Alan Wolford took our idea and drew this!!!


----------



## Mac1528 (Mar 24, 2012)

Looks pretty good! New name also?


----------



## Breeze Fabricators (Oct 2, 2007)

*New Name*

Yep, I am trying to slow down a bit and this is my two sons David and Daniel's Company. I am just a "spare part" as needed!


----------



## Flounder Hounder (Nov 9, 2008)

Looks good!


----------



## Illinijeff (Mar 28, 2011)

This is Jeff, Matt's old neighbor. We're stationed in South Carolina now. Tell the boys I said what's up!


----------



## Snatch it (Feb 17, 2009)

Pretty cool.. But i thought the welding cable comes out the the bottom of the heliarc(Tig) Rig?? They have it coming out of where the tungtsen goes. I may be wrong.. just a observation looks good though :thumbup:


----------



## pompano67 (Oct 28, 2013)

Breeze Fabricators said:


> Yep, I am trying to slow down a bit and this is my two sons David and Daniel's Company. I am just a "spare part" as needed!


 
Best of luck on slowing down brother. You sure left em some big shoes to fill.:yes:. But they can hold their own..wishing ya'll continued success:thumbsup:


----------



## Snagged Line (Sep 30, 2007)

Snatch it said:


> Pretty cool.. But i thought the welding cable comes out the the bottom of the heliarc(Tig) Rig?? They have it coming out of where the tungtsen goes.
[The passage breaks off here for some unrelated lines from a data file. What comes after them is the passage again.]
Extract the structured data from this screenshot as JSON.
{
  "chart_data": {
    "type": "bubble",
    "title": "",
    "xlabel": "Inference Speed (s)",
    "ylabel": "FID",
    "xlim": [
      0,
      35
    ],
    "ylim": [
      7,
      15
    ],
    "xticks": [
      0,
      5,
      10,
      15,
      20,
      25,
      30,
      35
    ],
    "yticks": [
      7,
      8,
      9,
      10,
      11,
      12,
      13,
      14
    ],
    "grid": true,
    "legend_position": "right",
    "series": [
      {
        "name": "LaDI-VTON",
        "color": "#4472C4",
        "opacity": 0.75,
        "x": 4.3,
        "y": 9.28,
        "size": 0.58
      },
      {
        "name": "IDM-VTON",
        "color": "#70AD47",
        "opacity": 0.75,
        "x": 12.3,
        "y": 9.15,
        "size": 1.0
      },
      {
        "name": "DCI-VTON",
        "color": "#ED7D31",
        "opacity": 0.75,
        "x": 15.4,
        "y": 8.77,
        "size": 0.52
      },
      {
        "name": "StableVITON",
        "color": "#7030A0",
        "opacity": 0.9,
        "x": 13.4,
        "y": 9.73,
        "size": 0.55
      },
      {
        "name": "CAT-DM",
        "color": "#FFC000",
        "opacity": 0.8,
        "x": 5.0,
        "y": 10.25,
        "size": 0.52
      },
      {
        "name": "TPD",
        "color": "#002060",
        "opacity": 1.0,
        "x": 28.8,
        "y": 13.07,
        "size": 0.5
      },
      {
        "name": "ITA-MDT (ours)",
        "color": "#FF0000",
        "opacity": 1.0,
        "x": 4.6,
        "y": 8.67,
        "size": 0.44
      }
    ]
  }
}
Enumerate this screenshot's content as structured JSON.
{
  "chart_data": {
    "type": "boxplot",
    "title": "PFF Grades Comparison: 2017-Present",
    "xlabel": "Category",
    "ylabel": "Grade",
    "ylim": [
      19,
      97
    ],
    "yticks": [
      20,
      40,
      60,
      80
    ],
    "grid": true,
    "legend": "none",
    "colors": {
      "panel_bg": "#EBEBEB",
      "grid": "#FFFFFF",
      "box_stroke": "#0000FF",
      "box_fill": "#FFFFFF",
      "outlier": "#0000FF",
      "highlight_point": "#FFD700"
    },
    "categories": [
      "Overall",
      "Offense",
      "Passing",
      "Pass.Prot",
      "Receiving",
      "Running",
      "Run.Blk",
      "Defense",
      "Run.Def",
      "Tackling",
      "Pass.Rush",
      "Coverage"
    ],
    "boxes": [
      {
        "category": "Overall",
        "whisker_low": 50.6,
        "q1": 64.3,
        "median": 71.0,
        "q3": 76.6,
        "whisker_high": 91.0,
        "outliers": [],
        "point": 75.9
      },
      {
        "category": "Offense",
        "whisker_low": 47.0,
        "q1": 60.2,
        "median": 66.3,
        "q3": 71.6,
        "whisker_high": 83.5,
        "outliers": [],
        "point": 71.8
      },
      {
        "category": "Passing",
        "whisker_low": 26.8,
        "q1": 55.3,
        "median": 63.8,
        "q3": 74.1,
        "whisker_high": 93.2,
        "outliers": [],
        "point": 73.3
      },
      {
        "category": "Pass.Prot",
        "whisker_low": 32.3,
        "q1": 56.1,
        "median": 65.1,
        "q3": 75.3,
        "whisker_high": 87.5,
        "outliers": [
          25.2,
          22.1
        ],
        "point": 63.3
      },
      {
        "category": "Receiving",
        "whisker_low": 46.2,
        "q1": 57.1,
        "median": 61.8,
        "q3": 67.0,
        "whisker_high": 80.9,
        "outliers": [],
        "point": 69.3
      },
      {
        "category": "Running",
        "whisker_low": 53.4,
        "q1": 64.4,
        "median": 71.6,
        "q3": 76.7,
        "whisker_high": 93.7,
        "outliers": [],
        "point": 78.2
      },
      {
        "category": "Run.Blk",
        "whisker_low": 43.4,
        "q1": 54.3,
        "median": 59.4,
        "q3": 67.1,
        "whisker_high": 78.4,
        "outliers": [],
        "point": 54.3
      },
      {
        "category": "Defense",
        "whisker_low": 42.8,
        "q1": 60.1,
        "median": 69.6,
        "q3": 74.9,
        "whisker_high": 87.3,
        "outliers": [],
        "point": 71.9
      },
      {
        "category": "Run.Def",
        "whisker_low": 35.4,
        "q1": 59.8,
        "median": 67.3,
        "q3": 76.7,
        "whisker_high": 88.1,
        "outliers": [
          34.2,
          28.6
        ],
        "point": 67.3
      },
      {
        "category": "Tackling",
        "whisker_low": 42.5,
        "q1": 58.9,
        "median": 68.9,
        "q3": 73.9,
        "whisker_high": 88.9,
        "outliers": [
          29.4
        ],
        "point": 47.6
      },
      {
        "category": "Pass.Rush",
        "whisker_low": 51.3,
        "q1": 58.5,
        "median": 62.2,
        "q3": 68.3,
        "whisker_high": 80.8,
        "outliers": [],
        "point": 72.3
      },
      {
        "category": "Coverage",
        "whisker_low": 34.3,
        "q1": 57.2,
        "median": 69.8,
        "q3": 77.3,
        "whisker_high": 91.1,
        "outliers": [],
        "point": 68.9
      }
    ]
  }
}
I may be wrong.. just a observation looks good though :thumbup:


 
Now you have me Doubting if the Fish is even holding the dang thing... I say Photoshop...........................................lol

Good looking Logo...


----------



## Breeze Fabricators (Oct 2, 2007)

*Got the cable changed*









Alan revised it for us. Now....What do ya'll think!!!


----------



## jspooney (Oct 2, 2007)

I like it.


----------



## Snagged Line (Sep 30, 2007)

I still say Photoshop......That fish ain't holding that thing...


----------



## Mac1528 (Mar 24, 2012)

Snagged Line said:


> I still say Photoshop......That fish ain't holding that thing...


When have you ever seen a fish hold anything outside of his mouth? That logo looks good....and he's holding his own!!


----------



## knot @ Work (Apr 18, 2012)

Way Kool.

Good luck in your business........


----------



## aquaholic (Oct 31, 2007)

Where is your shop?:001_huh:


----------



## Fish-n-Fur (Apr 2, 2009)

aquaholic said:


> Where is your shop?:001_huh:


try the ph # on the logo arty:arty:arty:


----------



## aquaholic (Oct 31, 2007)

Left message 3 days ago..no response:thumbdown:


----------



## Breeze Fabricators (Oct 2, 2007)

Call me at 850 554 6172. We are at Pelicans Perch opposite Harborview and across the bayou from Daybreak.







Some recent work!!


----------



## kiefersdad (Apr 26, 2013)

*That's my Shenanigans !*

I don't have to put up the bimini anymore and I don't have to take it down or drive slow while it's in use. My pretty little bald head doesn't need to be afraid anymore. My wife even said she wants to go out on the first trip with it up. I can't wait to use it and not bang into the multiple skinny little poles that held up the old one. Thanks again guys and my kids love it too. I can't wait. You should've got a side shot and made the kids real happy. thanks again, Mike


----------



## Breeze Fabricators (Oct 2, 2007)

*Here ya go*


----------



## jjam (Dec 9, 2007)

crick in the neck









Jimmy


----------



## Breeze Fabricators (Oct 2, 2007)

Thnxs Jimmy!! Not real good with this phone.


----------